Lurking in the background are at least two other major issues: how to fund the Oregon Wireless Interoperability Network (OWIN) project, which has gained a lot of criticism from The Oregonian, and decisions about the proposed Columbia River Crossing (CRC), which will be the subject of consideration by the House Transportation and Economic Development Committee on Monday (March 28) in the form of House Joint Memorial 22. [As a footnote, the CRC will not draw down state money in this legislative session. Governors in Oregon and Washington have assigned their Transportation Departments to find money within current budgets to continue CRC planning.]
In view of the budget decisions on the table, there was an interesting discussion at the Salem Statesman-Journal editorial board last week between the two Oregon House speakers, Rep. Bruce Hanna, R-Roseburg, and Rep. Arnie Roblan, D-Coos Bay. The two have found a way to work together this session with a House evenly split between Republicans and Democrats, but their different perspectives on the budget for 2011-13 probably illustrates the split in the wider, 60-member House.

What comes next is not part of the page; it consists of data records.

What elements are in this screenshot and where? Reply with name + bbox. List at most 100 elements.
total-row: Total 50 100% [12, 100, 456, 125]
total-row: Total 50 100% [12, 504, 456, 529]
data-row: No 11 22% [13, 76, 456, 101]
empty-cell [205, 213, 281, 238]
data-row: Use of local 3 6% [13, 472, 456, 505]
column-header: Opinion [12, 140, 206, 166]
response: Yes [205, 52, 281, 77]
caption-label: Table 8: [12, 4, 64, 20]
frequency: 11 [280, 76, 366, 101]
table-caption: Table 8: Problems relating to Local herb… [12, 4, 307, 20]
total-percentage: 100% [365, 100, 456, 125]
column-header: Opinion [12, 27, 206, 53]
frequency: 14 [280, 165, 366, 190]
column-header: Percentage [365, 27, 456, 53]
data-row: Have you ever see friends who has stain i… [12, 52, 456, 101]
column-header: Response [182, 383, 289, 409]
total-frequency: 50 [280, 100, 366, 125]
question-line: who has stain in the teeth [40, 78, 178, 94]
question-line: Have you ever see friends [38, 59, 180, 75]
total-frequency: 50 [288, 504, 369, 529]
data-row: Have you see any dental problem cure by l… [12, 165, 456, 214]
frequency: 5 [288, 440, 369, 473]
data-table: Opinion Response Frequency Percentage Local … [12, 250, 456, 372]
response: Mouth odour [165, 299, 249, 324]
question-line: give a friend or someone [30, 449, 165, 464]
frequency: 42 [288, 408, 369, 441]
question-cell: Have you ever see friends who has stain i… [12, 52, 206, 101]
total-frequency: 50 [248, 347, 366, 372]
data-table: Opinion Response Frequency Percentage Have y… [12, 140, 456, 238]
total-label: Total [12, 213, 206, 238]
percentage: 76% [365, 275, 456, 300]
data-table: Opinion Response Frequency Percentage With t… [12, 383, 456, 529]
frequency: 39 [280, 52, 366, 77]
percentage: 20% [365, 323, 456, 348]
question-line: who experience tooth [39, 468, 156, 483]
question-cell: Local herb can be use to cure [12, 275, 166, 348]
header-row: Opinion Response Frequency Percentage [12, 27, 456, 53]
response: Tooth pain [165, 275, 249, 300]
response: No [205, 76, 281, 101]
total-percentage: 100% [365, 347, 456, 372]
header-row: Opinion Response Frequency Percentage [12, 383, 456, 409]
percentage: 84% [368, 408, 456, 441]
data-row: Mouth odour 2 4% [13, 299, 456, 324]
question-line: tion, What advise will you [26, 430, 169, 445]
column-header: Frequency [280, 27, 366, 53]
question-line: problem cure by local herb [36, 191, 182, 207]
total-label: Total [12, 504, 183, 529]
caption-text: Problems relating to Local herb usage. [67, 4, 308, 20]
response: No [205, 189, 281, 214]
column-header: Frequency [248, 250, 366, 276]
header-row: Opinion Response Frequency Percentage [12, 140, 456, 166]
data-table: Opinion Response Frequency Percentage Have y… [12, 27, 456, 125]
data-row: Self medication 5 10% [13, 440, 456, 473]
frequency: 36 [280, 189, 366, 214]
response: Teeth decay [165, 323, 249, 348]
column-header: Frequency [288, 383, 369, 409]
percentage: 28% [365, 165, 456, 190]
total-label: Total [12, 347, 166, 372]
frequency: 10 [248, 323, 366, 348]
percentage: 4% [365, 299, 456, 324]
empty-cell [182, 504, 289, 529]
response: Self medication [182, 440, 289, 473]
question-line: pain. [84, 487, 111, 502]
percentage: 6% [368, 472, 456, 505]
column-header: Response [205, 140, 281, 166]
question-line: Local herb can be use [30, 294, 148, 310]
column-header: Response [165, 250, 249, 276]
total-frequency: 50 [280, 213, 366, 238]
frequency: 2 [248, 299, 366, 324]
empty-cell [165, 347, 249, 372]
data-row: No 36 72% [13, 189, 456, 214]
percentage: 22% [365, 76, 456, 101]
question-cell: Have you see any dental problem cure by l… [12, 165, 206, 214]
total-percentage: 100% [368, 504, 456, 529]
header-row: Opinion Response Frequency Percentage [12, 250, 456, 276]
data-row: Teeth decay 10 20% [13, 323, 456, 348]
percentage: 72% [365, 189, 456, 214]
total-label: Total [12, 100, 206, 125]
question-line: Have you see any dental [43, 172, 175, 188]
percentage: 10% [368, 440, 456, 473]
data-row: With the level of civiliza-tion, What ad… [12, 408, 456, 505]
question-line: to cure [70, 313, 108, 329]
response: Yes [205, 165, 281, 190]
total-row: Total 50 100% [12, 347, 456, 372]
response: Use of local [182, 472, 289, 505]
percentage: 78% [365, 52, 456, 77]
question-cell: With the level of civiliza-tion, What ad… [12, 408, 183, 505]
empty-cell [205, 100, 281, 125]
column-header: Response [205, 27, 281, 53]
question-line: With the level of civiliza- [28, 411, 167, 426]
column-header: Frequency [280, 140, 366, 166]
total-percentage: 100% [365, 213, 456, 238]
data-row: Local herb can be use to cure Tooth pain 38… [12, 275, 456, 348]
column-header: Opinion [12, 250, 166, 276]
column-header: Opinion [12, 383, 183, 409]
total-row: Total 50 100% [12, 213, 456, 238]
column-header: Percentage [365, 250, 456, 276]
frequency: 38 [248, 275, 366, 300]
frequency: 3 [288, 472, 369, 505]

Hanna reportedly told the editorial board that the state will have to make do with existing sources of revenue for 2011-13, which, according to the most recent revenue forecast, will yield $1.2 billion more in straight dollars than in 2009-11. Roblan, by contrast, responded that, straight dollars are all well and good, but when you account for inflation, caseload growth and roll-up costs, state coffers will be short $3.5 billion.
An increase or a shortage? You decide. And, in the next three months, legislators will have to decide, too.